Neste segundo surge um corpo magro no vitrô de uma velha casa que beijava frontalmente a charmosa avenida.Chamava o bêbado para entrar,coisa que este fez sem hesitar.Não havia ordem ali,não havia mandante e mandado um acordo sem palavras notava-se.O homem intruso que era eu ficou a observar,dois corpos balançando de frente pro vitral,línguas passeando por corpos suados e sedentos,prazer na face de ambos.
Animalesco e belo eram esculturas vivas moldando um quarto velho.
Frases poderiam ser ouvidas mesmo sob o silêncio real ali instalado.
A mais bela visão de uma noite de sábado.Noite só.
Dois corpos quentes numa noite vazia.
Três corpos quentes observando a lua.

quarta-feira, 1 de abril de 2009

Perguntas e respostas

"Antes das palavras.Espírito.Depois das palavras.Espírito"
Fechou a aula com esta explicação,os alunos arrumaram suas mochilas e saíram com dúvidas filosóficas,apenas André ficou.
"Posso te ajudar em algo,André?"-disse a professora naquele momento sutil.André olhava pela janela algumas montanhas que avistava lá da serra da Mantiqueira,olhando pras montanhas fez uma pergunta:"qual seria a cor desse espírito?"
"Espírito é moldável tu tem o direito de fazer dele o que bem querer"colocou sua bolsa nos ombros e ia saindo quando o aluno perguntou:"onde ele estava quando a morte levou minha mãe?"

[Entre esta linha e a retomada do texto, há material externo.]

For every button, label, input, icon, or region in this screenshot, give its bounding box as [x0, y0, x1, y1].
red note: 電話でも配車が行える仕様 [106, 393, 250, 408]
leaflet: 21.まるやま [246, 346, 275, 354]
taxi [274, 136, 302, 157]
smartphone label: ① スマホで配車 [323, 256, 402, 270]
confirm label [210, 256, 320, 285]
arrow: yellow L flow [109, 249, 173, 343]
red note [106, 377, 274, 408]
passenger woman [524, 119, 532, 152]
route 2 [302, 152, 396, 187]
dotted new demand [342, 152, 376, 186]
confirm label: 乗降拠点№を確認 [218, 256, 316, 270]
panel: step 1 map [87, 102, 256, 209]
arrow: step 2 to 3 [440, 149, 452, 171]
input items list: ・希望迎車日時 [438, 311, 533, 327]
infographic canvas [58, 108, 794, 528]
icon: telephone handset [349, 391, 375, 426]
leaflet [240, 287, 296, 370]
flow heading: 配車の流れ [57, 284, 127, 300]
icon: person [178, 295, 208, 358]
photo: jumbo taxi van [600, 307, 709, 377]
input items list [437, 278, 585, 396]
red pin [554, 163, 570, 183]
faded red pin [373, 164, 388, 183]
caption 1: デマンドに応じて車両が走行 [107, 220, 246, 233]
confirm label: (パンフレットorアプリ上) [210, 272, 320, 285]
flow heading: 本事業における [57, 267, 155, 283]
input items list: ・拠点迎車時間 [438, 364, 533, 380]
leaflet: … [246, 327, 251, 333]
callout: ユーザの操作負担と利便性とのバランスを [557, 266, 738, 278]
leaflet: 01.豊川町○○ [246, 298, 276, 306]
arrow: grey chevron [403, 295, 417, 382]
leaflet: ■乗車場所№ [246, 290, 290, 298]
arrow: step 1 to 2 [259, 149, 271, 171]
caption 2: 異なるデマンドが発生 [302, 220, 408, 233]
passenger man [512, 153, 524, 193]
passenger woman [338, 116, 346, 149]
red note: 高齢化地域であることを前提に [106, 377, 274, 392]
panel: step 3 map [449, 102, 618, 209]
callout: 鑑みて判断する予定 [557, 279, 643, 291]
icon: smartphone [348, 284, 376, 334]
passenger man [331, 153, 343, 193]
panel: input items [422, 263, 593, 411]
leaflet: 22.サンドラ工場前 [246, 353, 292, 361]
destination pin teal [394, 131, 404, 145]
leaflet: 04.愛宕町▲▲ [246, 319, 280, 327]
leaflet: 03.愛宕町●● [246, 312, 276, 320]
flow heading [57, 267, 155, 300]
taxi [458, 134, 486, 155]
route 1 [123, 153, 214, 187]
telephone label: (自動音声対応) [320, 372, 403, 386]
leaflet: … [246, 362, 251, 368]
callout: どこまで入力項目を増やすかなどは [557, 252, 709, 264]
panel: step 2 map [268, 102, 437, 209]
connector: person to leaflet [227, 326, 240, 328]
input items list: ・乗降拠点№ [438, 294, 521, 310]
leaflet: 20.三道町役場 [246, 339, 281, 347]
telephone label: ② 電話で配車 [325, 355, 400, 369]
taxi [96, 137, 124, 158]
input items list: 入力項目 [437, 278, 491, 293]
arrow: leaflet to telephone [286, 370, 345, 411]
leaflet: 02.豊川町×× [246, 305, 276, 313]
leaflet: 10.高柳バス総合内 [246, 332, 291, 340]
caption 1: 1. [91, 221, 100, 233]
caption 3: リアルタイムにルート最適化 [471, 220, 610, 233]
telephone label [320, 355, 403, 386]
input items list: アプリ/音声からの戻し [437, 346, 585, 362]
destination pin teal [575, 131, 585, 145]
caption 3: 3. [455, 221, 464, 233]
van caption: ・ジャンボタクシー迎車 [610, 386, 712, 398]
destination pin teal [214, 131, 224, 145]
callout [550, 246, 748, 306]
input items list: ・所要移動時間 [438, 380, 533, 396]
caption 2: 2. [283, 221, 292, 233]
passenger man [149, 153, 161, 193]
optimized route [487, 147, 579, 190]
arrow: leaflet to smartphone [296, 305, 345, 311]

"Que poderia o Espírito ter feito" redarguiu a professora.
"Impedido meu sofrimento" concluiu o aluno.
"As respostas fáceis cabem aos imbecis,estas longe de tais pessoas.Conserte o mau caminho do sofrimento dentro deste coração e saberas que a vida caminha para além de perguntas e respostas."
"Eu posso fazer o favor de consertar tudo por todos mas o conserto da minha alma pertence a outro ser"

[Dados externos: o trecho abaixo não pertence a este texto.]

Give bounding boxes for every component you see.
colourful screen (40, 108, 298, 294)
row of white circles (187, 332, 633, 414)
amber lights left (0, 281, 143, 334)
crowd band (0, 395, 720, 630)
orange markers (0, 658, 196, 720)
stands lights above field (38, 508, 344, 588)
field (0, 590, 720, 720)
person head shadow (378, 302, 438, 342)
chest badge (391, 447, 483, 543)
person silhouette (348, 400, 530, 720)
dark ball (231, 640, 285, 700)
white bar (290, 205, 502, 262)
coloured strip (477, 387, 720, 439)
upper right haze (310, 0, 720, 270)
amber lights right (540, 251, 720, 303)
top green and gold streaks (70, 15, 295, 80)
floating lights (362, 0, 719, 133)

"Este ser pode ter um pseudônimo mas sempre serás tu".
A professora o deixou na sala.
Observando pela janela da sala de aula no último andar do antigo prédio de três andares antes um casarão do senhor presidente Conselheiro Rodrigues Alves,a professora sorrindo lá embaixo com outras colegas de profissão e que fora até o carro e estava tirando-o da garagem escolar.Foi até a lousa e escreveu com giz amarelo:"Aconteceu...o espírito em mim secou.Sonolento tomou forma de vento,e repousa sobre a lápide"
Caminhou até a janela tirou camiseta calça e cueca.Atirou-se dali,quis voar.